Naskah-naskah tersebut dapat dijadikan pegangan sementara sehingga sumber
primer ditemukan.
Diantara
naskah-naskah yang memuat sejarah awal Cirebon adalah Carita Purwaka Caruban
Nagari, Babad Cirebon, Sajarah Kasultanan Cirebon, Babad
Walangsungsang, dan lain-lain. Yang paling menarik adalah naskah Carita
Purwaka Caruban Nagari, ditulis pada tahun 1720 oleh Pangeran Aria
Cirebon, Putera Sultan Kasepuhan yang pernah diangkat sebagai
perantara para Bupati Priangan dengan VOC antara tahun 1706-1723.
Dalam
naskah itu pula disebutkan bahwa asal mula kata “Cirebon” adalah “sarumban”,
lalu mengalami perubahan pengucapan menjadi “Caruban”. Kata ini mengalami
proses perubahan lagi menjadi “Carbon”, berubah menjadi kata “Cerbon”, dan
akhirnya menjadi kata “Cirebon”. Menurut sumber ini, para wali menyebut Carbon
sebagai “Pusat Jagat”, negeri yang dianggap terletak ditengah-tengah Pulau
Jawa. Masyarakat setempat menyebutnya “Negeri Gede”. Kata ini kemudian berubah
pengucapannya menjadi “Garage” dan berproses lagi menjadi “Grage”.
Menurut
P.S. Sulendraningrat, penanggung jawab sejarah Cirebon, munculnya
istilah tersebut dikaitkan dengan pembuatan terasi yang dilakukan oleh Pangeran
Cakrabumi alias Cakrabuana. Kata “Cirebon” berdasarkan kiratabasa
dalam Bahasa Sunda berasal dari “Ci” artinya “air” dan “rebon” yaitu “udang
kecil” sebagai bahan pembuat terasi. Perkiraan ini dihubungkan dengan kenyataan
bahwa dari dahulu hingga sekarang, Cirebon merupakan penghasil udang dan terasi
yang berkualitas baik.
Berbagai
sumber menyebutkan tentang asal-usul Sunan Gunung Jati, pendiri
Kesultanan Cirebon. Dalam sumber lokal yang tergolong historiografi, disebutkan
kisah tentang Ki Gedeng Sedhang Kasih, sebagai kepala Nagari Surantaka,
bawahan Kerajaan Galuh. Ki Gedeng Sedhang Kasih, adik Raja Galuh, Prabu
Anggalarang, memiliki puteri bernama Nyai Ambet Kasih. Puterinya ini
dinikahkan dengan Raden Pamanah Rasa, putra Prabu Anggalarang.

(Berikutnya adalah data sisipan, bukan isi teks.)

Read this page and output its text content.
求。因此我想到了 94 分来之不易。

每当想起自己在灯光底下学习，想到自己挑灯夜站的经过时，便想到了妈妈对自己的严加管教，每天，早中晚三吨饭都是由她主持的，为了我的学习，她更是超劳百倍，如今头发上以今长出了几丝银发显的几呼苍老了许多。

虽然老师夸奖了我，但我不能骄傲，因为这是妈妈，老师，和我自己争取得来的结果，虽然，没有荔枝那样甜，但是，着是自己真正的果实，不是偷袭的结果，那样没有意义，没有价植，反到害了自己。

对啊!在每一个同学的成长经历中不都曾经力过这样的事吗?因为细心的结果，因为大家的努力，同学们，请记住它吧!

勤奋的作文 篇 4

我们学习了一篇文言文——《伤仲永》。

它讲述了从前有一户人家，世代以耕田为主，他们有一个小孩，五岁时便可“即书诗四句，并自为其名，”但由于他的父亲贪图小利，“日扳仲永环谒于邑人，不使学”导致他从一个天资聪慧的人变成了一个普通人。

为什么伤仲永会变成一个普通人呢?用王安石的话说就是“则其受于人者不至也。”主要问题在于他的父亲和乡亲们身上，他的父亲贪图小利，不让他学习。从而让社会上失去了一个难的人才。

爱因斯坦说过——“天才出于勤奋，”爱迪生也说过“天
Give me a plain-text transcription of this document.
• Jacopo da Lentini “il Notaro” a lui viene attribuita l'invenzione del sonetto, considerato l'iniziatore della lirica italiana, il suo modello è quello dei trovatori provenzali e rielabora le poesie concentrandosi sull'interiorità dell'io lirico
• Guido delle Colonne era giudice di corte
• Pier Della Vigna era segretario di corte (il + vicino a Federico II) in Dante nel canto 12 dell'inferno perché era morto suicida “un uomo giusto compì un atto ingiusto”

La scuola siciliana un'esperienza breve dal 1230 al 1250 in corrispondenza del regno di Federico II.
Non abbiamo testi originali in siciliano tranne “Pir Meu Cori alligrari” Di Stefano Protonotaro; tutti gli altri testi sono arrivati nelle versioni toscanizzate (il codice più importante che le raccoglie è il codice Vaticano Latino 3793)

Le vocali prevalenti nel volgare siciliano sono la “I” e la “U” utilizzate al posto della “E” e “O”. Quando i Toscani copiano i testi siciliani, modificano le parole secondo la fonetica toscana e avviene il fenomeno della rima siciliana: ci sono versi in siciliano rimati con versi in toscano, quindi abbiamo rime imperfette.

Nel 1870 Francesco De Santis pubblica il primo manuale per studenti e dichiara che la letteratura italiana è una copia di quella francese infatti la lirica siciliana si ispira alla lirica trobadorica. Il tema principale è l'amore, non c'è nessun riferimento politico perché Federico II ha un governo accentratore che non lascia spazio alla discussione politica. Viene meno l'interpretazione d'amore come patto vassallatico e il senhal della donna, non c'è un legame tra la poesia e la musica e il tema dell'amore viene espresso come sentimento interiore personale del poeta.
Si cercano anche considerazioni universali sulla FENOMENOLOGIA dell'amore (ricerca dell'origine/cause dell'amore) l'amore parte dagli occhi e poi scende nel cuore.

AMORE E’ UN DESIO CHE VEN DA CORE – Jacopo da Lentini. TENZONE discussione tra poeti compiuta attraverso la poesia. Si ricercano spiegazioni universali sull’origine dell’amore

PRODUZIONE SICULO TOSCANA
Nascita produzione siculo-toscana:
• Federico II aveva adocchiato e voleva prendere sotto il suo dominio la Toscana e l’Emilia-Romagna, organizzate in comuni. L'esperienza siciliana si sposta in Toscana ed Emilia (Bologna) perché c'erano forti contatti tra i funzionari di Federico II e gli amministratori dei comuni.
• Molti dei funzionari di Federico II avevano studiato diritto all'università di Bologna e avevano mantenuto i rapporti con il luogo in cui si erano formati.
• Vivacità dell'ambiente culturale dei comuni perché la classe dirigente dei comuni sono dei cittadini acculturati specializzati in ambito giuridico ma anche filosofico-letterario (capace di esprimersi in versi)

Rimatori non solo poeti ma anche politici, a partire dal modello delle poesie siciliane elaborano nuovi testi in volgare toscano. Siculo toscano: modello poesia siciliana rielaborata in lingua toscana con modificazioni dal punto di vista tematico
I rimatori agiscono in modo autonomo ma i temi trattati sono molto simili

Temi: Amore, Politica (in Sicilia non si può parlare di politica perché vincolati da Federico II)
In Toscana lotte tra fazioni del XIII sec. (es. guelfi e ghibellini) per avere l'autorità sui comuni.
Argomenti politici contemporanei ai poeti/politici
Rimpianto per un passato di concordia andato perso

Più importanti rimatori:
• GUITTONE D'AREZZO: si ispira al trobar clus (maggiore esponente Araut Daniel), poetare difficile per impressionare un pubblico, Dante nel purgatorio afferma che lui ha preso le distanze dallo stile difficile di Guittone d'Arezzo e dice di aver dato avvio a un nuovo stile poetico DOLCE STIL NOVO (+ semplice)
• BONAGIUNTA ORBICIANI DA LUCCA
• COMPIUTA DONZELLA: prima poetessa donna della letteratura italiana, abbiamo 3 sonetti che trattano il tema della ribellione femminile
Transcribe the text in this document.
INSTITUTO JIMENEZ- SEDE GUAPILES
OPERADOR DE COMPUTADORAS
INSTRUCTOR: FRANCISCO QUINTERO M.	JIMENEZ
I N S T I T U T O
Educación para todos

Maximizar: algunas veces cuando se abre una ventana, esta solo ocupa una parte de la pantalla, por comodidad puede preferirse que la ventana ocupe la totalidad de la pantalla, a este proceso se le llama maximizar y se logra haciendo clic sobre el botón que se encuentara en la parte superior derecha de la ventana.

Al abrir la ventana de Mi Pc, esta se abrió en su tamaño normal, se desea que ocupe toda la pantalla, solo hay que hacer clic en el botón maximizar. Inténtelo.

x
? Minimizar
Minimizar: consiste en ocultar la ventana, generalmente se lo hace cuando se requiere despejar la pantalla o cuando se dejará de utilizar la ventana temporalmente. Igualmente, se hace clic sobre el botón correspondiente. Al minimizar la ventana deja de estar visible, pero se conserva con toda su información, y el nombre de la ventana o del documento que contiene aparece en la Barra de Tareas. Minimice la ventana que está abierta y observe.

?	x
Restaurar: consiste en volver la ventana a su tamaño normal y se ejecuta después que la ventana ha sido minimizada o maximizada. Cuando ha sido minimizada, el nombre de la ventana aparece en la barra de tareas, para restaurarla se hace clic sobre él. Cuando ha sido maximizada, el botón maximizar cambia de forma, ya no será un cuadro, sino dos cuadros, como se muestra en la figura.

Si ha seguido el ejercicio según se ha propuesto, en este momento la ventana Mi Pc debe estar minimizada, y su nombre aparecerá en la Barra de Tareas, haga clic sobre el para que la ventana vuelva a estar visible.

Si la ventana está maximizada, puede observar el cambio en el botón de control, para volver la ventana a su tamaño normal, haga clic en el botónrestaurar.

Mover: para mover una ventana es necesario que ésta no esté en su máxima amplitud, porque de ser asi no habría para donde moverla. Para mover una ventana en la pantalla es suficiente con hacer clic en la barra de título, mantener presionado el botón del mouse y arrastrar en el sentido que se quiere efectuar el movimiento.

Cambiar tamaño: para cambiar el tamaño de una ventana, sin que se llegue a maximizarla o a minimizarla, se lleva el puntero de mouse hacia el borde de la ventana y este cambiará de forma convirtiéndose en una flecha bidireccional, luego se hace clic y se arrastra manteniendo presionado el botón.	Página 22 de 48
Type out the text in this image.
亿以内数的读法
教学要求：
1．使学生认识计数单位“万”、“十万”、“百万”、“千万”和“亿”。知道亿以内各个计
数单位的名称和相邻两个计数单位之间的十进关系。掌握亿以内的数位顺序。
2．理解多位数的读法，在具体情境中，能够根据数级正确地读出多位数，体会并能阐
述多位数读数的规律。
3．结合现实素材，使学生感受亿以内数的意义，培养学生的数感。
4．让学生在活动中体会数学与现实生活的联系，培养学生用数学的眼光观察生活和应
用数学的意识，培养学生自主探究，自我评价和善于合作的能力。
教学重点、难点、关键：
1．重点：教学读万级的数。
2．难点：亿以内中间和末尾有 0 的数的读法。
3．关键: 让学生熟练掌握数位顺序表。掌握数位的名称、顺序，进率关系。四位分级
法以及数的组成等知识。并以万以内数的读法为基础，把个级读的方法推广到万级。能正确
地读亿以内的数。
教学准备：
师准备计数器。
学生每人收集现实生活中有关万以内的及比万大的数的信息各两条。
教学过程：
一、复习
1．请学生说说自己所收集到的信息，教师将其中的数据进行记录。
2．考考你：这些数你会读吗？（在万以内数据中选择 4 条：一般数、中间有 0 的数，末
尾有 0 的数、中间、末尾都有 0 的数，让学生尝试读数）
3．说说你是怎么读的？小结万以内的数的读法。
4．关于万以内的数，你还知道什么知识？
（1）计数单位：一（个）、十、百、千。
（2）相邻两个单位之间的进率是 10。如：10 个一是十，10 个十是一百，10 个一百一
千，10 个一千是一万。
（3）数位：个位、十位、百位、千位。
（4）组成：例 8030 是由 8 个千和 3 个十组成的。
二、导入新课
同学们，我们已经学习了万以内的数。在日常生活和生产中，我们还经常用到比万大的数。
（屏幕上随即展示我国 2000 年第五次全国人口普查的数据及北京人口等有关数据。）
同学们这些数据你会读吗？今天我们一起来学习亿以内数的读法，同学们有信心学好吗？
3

Karena Raden Pamanah Rasa memenangkan
sayembara lalu menikahi puteri Ki Gedeng Tapa yang bernama Nyai
Subanglarang, dari Nagari Singapura, tetangga Nagari Surantaka. Dari
perkawinan tersebut lahirlah tiga orang anak, yaitu Raden Walangsungsang,
Nyai Rara Santang dan Raja Sangara. Setelah ibunya
meninggal, Raden Walangsungsang serta Nyai Rara Santang meninggalkan
Keraton, dan tinggal di rumah Pendeta Budha, Ki Gedeng Danuwarsih.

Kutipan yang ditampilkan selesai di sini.